Uncertainty looms regarding next week’s midterm elections.

In this episode, Julian Zelizer and Sam Wang consider the dynamics shaping the midterm elections and the potential implications with journalist Barry Yeoman and political scientist Danielle M. Thomsen.

Yeoman discusses a judicial race in North Carolina that has significant implications for democracy and voting rights in the state. Thomsen speaks about the likely role that female candidates and women voters will play in November.
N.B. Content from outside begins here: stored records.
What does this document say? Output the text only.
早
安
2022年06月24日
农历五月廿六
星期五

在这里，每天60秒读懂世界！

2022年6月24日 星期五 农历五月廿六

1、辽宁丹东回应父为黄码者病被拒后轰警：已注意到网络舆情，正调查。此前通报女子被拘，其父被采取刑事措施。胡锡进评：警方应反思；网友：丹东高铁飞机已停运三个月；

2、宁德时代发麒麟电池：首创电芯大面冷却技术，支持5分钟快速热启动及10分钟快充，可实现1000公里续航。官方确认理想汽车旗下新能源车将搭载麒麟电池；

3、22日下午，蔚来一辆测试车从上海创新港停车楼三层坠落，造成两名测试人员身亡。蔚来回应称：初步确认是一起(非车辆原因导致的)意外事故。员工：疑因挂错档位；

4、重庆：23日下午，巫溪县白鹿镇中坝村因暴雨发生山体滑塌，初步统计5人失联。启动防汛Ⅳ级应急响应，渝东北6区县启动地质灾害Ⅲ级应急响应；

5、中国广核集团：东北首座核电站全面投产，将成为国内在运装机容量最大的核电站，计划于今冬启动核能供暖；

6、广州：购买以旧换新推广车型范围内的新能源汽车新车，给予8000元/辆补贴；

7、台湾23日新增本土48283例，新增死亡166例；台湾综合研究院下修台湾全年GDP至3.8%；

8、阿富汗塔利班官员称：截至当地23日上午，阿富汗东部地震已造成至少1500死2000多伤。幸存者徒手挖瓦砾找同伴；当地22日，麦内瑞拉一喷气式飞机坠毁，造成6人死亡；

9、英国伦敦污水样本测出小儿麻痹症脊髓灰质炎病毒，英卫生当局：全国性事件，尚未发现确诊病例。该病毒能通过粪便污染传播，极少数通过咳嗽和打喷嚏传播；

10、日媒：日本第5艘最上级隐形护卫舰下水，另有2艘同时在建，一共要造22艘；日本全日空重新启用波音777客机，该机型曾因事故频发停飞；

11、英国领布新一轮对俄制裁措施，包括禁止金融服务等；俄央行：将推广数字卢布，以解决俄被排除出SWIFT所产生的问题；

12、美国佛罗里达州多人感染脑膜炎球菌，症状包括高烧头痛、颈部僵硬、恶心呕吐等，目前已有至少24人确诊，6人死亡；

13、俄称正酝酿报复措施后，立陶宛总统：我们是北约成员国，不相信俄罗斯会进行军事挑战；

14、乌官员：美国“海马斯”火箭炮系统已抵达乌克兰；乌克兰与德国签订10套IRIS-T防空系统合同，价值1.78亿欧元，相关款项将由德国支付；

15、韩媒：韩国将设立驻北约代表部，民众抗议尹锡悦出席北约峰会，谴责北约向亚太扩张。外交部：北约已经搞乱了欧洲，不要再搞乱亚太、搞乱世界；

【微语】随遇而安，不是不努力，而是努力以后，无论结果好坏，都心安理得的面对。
Thomsen is an assistant professor of political science at the University of California, Irvine, and a visiting scholar at the Center for the Study of Democratic Politics, Princeton University, 2018-19. She is the author of the 2017 book, “Opting Out of Congress: Partisan Polarization and the Decline of Moderate Candidates.” Her research focuses on the kinds of candidates who run for Congress, how this has changed over time, and why this matters for partisan trends in Congress.

Barry Yeoman is a journalist who “specializes in in-depth reporting that puts a human face on complex issues.” In addition to his work in print media, Yeoman has also made forays into documentary radio. His work has won numerous accolades, including an honor by the Columbia Journalism Review, which proclaimed him to be one of “the best unsung investigative journalists working in print in the United States.”

ABOUT THE HOSTS

Zelizer is the Malcolm Stevenson Forbes, Class of 1941 Professor of History and Public Affairs at Princeton University's Woodrow Wilson School of Public and International Affairs. He is also a CNN Political Analyst and columnist for the Atlantic. He is the author of several books including, most recently, "The Fierce Urgency of Now: Lyndon Johnson, Congress, and the Battle for the Great Society," which was just awarded the DB Hardeman Prize for the Best Book on Congress. He has edited and authored 19 books on American political history and published over 700 hundred op-eds, including his popular weekly column on CNN.com.

Wang is professor of neuroscience and molecular biology at Princeton University. He is known for his books "Welcome to Your Brain" and "Welcome to Your Child's Brain" and for his founding role at the Princeton Election Consortium, a blog providing U.S. election analyses. In 2004, Wang was one of the first to aggregate U.S. presidential polls using probabilistic methods. In 2012, his statistical analysis correctly predicted the presidential vote outcome in 49 of 50 states. He has also developed new statistical standards for partisan gerrymandering. A neuroscientist, Wang's academic research focuses on the neuroscience of learning, the cerebellum, and autism.